In the last post on Kubernetes I rambled about the different components that make up a Kubernetes cluster. In this (shorter) post, I'm going to ramble about the different constructs available to the developer attempting to deploy a container. This article is written from the perspective of Kubernetes 1.20.
Pods are the smallest logical object at play. Fundamentally, a pod is a thing that contains one or more containers. The containers in a pod are isolated together. Every container in a pod is equal - if one container is unhealthy, the pod is unhealthy. There's quite a few guides that use the term ‘side-car’ seemingly oblivious to that fact.
Containers in a pod do not share a file-system, or a process list, or awareness of the state of the other container. They are however always scheduled on the same node (allocation to a node is done by pod, not by container), share the same constraints, share an address, and also (importantly) share a loopback network interface. The classic example where you would want to utilise this loopback would be a pod with two containers, one of which is MariaDB, accessible only to the other container on 127.0.0.1:3306.

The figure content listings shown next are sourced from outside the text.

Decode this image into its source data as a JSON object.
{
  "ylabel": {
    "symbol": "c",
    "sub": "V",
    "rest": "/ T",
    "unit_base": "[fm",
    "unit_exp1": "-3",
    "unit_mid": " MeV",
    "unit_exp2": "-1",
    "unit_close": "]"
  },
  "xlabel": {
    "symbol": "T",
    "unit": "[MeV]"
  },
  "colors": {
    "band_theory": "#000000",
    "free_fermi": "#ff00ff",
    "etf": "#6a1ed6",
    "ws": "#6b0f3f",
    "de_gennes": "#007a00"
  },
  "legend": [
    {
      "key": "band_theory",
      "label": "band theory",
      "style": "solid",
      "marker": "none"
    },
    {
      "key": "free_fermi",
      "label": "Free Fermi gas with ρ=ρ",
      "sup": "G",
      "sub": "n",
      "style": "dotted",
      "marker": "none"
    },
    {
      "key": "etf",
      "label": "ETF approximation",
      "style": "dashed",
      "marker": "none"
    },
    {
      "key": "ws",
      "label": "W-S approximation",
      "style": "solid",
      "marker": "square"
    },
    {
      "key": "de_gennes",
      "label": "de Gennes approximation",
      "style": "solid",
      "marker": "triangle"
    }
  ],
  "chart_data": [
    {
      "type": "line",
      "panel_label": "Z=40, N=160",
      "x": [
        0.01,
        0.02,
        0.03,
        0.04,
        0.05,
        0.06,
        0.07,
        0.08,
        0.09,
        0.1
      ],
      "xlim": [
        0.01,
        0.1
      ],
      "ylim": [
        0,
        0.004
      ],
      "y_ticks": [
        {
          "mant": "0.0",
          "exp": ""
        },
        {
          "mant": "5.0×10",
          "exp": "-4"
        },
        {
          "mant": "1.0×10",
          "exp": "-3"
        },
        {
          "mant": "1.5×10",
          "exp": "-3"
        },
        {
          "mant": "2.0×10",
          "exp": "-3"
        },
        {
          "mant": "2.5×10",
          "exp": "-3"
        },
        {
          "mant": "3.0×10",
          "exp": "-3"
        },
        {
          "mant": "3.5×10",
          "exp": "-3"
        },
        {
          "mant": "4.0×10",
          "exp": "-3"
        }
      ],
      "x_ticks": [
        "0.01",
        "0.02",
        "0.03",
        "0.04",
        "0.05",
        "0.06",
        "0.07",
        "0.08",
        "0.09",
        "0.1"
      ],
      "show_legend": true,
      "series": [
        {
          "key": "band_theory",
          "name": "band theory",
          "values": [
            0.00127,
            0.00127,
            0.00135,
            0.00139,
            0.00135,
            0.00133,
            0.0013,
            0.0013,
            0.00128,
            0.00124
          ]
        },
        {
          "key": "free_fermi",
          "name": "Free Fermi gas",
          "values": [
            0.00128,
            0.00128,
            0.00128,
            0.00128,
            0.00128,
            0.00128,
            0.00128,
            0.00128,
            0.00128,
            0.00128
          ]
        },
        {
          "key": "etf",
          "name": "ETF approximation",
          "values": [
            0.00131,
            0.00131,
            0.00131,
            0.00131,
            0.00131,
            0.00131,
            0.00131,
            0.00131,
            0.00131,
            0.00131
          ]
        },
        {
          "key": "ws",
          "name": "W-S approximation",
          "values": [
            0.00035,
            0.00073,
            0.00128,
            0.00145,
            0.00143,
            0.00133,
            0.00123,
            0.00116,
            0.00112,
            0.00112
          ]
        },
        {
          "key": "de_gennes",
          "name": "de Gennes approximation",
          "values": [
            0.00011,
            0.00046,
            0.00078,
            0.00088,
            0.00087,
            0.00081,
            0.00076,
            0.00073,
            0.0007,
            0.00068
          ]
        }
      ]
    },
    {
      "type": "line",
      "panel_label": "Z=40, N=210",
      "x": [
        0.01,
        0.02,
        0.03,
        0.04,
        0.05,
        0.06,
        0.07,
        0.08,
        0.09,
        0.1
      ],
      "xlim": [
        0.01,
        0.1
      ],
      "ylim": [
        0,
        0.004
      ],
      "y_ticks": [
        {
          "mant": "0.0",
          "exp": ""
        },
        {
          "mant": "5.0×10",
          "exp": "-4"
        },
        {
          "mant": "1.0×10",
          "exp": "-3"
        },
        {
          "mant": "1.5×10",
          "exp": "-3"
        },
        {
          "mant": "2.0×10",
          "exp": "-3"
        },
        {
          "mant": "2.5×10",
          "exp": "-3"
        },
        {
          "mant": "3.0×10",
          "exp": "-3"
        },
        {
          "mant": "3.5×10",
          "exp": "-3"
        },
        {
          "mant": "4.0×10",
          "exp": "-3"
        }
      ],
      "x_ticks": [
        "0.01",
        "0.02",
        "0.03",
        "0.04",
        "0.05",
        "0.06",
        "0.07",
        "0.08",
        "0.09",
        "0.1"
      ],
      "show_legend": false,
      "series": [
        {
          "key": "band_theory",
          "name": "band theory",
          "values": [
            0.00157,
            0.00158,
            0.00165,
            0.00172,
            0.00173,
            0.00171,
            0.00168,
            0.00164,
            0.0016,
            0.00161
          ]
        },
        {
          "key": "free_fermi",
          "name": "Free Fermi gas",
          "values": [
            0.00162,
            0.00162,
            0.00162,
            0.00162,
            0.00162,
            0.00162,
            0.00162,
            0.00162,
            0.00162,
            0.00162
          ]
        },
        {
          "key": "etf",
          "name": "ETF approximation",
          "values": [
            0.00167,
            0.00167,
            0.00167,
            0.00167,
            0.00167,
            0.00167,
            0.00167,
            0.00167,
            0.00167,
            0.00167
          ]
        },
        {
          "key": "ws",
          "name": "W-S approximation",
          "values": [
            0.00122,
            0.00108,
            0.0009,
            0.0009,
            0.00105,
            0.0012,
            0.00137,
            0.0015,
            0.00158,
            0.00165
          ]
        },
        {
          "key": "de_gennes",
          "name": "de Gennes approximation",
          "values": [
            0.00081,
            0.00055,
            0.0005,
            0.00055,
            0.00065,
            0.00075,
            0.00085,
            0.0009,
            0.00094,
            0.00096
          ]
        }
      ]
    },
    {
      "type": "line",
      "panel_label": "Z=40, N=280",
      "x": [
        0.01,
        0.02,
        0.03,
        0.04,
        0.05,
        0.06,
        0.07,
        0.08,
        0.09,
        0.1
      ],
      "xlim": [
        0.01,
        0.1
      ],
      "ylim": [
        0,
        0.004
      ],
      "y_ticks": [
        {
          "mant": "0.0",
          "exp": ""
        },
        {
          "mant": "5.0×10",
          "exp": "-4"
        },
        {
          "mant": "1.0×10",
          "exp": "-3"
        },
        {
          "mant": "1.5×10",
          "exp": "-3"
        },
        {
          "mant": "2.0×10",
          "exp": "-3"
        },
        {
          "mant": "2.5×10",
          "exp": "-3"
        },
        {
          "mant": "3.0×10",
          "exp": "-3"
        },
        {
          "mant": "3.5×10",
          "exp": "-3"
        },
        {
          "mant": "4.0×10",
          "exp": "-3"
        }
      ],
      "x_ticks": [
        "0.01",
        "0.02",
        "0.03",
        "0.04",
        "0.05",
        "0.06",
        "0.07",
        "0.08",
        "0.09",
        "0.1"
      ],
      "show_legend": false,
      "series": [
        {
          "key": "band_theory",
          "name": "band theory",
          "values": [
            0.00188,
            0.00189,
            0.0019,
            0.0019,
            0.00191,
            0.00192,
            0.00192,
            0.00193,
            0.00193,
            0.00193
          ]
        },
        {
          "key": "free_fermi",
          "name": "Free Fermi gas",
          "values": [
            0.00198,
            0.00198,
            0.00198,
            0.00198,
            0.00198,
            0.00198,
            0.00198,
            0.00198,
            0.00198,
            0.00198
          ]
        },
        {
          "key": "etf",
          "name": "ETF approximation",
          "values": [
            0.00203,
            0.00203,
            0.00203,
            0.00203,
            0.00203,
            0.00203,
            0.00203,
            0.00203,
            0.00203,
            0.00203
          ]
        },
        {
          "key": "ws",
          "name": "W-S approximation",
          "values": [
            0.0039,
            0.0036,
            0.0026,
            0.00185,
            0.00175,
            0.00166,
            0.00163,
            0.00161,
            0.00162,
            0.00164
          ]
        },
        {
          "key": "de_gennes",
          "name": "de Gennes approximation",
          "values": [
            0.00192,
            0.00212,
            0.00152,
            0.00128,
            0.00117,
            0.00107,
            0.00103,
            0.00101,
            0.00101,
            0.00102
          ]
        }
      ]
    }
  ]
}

Pods are not an object you want to create by hand in most circumstances. They bring with them very little logic, and they should be considered ephemeral. When they die, they're gone. Thusly, if you're looking for a pod to always exist, something else needs to be responsible for ensuring that.
Pods are referenced by identity and namespace. I wont cover namespaces here, as what is namespaced and what is not namespaced is not a cut and dry topic. I'm using identity rather than name, as it is more accurate - but we're really just talking about how you reference the pod with kubectl, and what hostname is presented inside the containers in the pod. An example of an identity is something like my-cool-pod-hrxle2n. That, in additional to namespace, constitutes part of an A record by which you can find that specific pod's address.
A deployment is an object that contains a pod template and a count of replicas. The pod template is, as it sounds, a template for a pod object. The count of replicas refers to the number of pods to be created from that template.
As deployments exist above pods (in a logical sense), the failure of a pod can be picked up by the deployment controller (see part 1) and handled in line with the instructions in the deployment object. You have four pods, one pod dies, your deployment object specifies there should be four replicas, so it creates a new pod to replace the dead pod.
Deployments are not stateful. When a deployment creates a pod, it will create a new pod with a new identity and potentially a new address. This pod may run on a different node, or it may run on the same node. There are no guarantees of consistency in these terms with a deployment.
When the pod template in a deployment object is changed, the controller knows to replace the running pods with new pods matching that new template. The default behaviour of a deployment is to spin up new pods and then delete the old pods, one at a time.
Bottom line: Use a deployment unless you know the rescheduling of your application onto a different node, with a different identity, would be a problem. Updates are not disruptive by default.
StatefulSets exist to provide the consistency lacking above. In practice, a StatefulSet is a deployment that knows to maintain pod identity. On top of that, it also makes an effort when creating pods to see them scheduled on the same node. I say effort as I'm not entirely certain this is absolute - when I started using Kubernetes, a statefulset pod on a dead node would be rescheduled elsewhere. That appears to not be the case, and the pod will remain in a failed state until the node resumes operation, or the node is removed, or the pod is force deleted. But I haven't tested it myself.
Whereas a deployment would generate pods with identities like “my-cool-pod-jx1gsk1n”, a stateful set generates pods with predictable identities like “my-cool-pod-0”, “my-cool-pod-1”, and so on. The number at the end is the ordinal, and increments in line with the number of replicas specified in the object.
This sort of statefulness is explicitly useful when dealing with services like etcd, which needs a persistent data store on top of a persistent identity.
When the pod template in a statefulset is changed, much like a deployment, the old pods are killed. It is impossible to have two pods with the same identity running at the same time, so the old pod is deleted first, after which the new pod is started. This downtime is non-negotiable, but can be managed and mitigated.
Bottom line: Use a stateful set when you need an instance of your application to have an identity that will be maintained between restarts. Updates are disruptive by default.
DaemonSets are the last object of concern. Speaking loosely, if you were to pin the number of replicas in a deployment to the number of nodes in the cluster (or a specific segment of nodes in the cluster), you'd have a daemonset.
In practice, the common usage of a daemonset is to do things on the node in question. If you read part 1, you'll already know the example of node-proxy, which manages iptables rules in line with services. You are by no means restricted to this - if you want to run a pod on every node labelled “database”, and add additional pods as new nodes with that label are added, a daemonset will handle that.
DaemonSets by default act like deployments, in that replacement pods are brought up before their predecessor is killed. However it's worth knowing that the scheduling of DaemonSet pods isn't normal, and pods in a daemonset dont follow the flow of states that apply to regular pods (there's no ‘Pending’ state, as the pod is always allocated).
Bottom line: Unless you're working at scale, I'd just use a deployment configured to run a number of replicas equivalent to your node count, and ensure there's one per node through either a toleration or a pod topology spread constraint (see you in part 3).